Grenchen
26.10.2016

Es braucht ein gutes Gespür für die Menschen

Hans Geber, Geschäftsinhaber derPozvek AG mit einer Auswahl an Särgen und Urnen: «Wir unterstützen die Trauerfamilie in allen Belangen.»

Hans Geber, Geschäftsinhaber derPozvek AG mit einer Auswahl an Särgen und Urnen: «Wir unterstützen die Trauerfamilie in allen Belangen.»

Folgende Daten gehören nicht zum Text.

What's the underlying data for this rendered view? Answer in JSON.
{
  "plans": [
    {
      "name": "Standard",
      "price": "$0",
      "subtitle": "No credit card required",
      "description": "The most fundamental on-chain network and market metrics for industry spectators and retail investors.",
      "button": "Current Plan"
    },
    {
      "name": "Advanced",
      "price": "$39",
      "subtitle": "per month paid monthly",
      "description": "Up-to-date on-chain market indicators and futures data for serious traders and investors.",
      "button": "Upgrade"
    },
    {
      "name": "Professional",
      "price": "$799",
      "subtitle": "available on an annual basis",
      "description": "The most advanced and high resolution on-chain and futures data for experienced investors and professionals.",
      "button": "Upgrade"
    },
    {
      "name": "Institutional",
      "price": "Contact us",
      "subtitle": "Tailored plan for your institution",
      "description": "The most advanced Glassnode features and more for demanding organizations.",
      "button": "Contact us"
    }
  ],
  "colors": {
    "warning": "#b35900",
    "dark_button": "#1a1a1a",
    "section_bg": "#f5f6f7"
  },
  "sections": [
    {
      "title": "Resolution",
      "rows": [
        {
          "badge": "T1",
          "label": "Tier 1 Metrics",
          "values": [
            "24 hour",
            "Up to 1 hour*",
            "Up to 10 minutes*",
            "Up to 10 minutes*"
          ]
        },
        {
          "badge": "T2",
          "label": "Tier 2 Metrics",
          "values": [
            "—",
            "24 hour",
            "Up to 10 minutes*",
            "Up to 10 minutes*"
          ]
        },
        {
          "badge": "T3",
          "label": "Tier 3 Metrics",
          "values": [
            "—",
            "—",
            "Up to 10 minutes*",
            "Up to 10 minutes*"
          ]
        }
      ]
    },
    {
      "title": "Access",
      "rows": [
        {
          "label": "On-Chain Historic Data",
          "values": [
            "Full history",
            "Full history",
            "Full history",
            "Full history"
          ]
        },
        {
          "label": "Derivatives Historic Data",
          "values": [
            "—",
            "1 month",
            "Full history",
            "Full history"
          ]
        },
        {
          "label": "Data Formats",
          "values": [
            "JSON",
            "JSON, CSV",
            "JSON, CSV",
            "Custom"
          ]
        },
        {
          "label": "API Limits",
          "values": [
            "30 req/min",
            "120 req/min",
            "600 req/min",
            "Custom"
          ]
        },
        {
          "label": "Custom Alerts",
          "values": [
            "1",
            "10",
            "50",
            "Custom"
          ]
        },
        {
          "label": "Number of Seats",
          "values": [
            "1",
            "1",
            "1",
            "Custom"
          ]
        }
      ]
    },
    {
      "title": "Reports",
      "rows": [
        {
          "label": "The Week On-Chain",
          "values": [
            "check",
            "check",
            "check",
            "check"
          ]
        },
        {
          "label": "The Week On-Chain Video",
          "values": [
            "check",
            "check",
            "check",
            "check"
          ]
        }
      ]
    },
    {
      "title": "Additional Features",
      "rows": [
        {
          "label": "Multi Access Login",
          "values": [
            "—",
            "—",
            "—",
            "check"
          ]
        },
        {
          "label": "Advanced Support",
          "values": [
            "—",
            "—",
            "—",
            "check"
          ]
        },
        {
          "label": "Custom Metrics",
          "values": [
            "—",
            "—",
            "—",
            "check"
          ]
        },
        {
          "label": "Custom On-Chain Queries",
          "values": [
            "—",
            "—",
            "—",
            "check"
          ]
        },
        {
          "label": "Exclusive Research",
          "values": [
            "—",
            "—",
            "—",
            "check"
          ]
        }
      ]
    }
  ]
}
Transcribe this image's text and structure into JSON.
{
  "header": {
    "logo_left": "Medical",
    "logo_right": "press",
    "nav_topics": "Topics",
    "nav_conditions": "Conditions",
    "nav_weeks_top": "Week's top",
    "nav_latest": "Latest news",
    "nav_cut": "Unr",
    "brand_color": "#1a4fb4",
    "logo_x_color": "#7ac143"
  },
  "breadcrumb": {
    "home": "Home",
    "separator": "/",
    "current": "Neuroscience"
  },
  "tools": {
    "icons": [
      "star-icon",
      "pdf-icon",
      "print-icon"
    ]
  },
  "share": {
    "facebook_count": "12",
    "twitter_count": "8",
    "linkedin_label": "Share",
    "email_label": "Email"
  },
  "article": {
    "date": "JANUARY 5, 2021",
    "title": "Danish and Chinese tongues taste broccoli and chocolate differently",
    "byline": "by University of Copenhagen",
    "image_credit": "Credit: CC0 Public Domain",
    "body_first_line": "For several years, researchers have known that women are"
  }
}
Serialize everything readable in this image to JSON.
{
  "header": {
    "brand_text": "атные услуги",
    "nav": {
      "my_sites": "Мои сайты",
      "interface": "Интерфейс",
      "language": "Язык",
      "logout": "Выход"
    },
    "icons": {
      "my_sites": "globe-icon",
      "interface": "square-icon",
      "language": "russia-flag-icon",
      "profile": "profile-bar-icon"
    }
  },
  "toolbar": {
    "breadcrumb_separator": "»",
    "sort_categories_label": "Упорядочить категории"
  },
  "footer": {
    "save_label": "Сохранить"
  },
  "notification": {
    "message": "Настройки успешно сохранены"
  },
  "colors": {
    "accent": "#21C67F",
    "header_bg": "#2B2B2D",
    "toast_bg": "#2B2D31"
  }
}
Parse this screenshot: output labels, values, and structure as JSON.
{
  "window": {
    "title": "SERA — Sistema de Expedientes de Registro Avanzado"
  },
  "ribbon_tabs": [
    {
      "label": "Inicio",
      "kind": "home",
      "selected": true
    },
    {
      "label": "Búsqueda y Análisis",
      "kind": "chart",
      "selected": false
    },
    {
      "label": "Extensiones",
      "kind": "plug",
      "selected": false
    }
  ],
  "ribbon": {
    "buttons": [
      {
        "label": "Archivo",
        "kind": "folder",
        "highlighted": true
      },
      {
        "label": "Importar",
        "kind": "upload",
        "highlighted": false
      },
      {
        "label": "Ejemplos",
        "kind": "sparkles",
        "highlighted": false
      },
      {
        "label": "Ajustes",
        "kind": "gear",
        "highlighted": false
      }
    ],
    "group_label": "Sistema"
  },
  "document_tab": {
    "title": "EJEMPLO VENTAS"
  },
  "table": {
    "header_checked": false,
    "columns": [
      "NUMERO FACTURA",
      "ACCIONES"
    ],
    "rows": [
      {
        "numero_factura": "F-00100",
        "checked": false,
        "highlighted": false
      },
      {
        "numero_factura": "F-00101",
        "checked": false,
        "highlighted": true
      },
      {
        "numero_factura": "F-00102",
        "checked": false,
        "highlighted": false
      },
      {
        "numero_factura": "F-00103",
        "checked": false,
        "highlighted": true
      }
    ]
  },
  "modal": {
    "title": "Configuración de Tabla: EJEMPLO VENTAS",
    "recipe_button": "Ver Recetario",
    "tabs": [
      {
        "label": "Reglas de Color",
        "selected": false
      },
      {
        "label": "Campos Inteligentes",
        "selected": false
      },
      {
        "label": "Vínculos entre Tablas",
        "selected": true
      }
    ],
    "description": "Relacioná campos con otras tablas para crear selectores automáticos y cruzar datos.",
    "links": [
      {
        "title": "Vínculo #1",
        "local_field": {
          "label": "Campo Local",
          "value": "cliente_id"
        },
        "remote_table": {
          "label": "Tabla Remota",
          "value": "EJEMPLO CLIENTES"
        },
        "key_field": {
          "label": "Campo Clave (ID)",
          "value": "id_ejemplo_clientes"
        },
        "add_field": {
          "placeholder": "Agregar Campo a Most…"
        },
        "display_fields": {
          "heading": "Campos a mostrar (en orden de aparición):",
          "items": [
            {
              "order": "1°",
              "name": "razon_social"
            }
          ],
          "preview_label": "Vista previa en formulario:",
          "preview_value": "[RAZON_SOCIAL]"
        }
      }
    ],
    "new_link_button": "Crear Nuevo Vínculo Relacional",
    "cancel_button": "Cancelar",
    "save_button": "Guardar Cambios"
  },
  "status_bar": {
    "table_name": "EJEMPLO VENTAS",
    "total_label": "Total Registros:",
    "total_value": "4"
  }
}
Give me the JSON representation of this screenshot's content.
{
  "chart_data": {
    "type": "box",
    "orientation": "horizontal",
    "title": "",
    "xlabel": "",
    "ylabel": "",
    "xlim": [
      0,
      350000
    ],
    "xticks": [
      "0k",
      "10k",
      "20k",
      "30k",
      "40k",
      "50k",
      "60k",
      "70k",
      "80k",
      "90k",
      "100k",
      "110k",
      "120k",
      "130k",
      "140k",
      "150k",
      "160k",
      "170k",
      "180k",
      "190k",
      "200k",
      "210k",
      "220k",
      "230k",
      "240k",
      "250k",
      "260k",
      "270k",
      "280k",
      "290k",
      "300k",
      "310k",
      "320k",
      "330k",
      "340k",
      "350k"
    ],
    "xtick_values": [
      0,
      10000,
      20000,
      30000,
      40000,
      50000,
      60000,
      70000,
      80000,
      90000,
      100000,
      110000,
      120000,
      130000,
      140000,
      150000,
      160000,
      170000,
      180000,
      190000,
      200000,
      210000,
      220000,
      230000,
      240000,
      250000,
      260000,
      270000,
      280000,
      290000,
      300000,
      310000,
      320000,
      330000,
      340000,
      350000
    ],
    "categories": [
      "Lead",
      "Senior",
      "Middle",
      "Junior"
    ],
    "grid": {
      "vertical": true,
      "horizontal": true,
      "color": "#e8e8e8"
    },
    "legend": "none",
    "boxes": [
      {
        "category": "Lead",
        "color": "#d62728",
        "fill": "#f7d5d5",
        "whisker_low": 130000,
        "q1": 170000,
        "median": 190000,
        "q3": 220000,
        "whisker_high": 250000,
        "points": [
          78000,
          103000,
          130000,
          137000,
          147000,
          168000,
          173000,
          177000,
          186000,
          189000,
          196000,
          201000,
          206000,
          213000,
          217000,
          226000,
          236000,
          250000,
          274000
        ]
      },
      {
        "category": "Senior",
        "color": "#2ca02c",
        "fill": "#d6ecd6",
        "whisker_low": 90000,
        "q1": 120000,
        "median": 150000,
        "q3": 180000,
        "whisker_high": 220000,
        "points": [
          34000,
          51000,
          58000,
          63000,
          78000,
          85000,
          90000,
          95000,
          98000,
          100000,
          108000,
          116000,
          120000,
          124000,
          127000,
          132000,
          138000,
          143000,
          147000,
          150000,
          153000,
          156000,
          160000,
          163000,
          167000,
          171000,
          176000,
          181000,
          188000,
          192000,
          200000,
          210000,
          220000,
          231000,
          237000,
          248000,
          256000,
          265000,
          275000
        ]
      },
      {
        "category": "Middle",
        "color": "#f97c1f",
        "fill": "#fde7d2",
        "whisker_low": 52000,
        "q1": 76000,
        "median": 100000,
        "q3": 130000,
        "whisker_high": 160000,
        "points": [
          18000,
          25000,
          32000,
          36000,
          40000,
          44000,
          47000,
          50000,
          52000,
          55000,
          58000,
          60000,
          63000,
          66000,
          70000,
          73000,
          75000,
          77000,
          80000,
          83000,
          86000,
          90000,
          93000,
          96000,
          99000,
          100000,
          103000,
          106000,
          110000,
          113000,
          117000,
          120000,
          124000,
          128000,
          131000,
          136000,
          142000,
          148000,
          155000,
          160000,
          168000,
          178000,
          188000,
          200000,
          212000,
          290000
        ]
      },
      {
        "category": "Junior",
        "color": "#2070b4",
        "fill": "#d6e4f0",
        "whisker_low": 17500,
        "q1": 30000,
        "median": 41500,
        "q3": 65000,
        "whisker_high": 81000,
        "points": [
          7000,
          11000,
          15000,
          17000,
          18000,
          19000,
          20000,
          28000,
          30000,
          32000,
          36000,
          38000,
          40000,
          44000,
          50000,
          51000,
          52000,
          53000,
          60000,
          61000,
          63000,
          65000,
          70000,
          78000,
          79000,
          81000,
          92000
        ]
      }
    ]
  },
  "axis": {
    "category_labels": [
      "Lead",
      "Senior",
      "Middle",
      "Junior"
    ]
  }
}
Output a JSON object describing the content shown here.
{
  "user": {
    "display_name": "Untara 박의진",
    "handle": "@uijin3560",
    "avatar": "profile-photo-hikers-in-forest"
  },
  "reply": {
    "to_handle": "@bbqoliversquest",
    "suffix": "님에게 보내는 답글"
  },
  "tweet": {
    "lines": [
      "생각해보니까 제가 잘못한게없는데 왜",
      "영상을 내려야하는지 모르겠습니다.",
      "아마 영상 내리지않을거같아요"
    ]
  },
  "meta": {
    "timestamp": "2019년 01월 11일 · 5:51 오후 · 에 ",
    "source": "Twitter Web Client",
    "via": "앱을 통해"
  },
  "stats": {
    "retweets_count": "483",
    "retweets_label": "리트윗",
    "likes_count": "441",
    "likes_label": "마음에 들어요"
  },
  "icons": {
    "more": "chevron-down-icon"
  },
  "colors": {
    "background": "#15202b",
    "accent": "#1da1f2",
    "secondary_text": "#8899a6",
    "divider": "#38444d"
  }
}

Der Tod kann eine Erlösung sein, aber auch unerwartet zugreifen, zurück bleiben immer Angehörige und Freunde, die um einen lieben Menschen trauern. Hans Gerber, Geschäftsführer der Pozvek AG, steht ihnen mit Rat, Tat und viel Anteilnahme zur Seite.

Sabine Born (Text, Bild)

Ein Todesfall wirft viele Fragen auf, um die man sich kümmern muss, während man gleichzeitig auch emotional viel zu bewältigen hat. Hier ist Hans Gerber, Geschäftsinhaber der Pozvek AG, eine gute Ansprechperson, der auf Wunsch nicht nur alle organisatorischen und zivilrechtlichen Angelegenheiten übernimmt, sondern auch ein Begleiter und Berater ist, den Menschen mit Einfühlungsvermögen, Anteilnahme und gleichzeitig viel Professionalität zur Seite steht.

Nächstes Jahr blickt Gerber auf 30 Jahre Berufserfahrung zurück. Das Unternehmen in Grenchen und eines in Biel führt er mit seiner Frau, zwei Mitarbeitenden und mittlerweile seiner 26-jährigen Tochter, die auch in den Betrieb eingestiegen ist. «Das freut mich natürlich besonders.»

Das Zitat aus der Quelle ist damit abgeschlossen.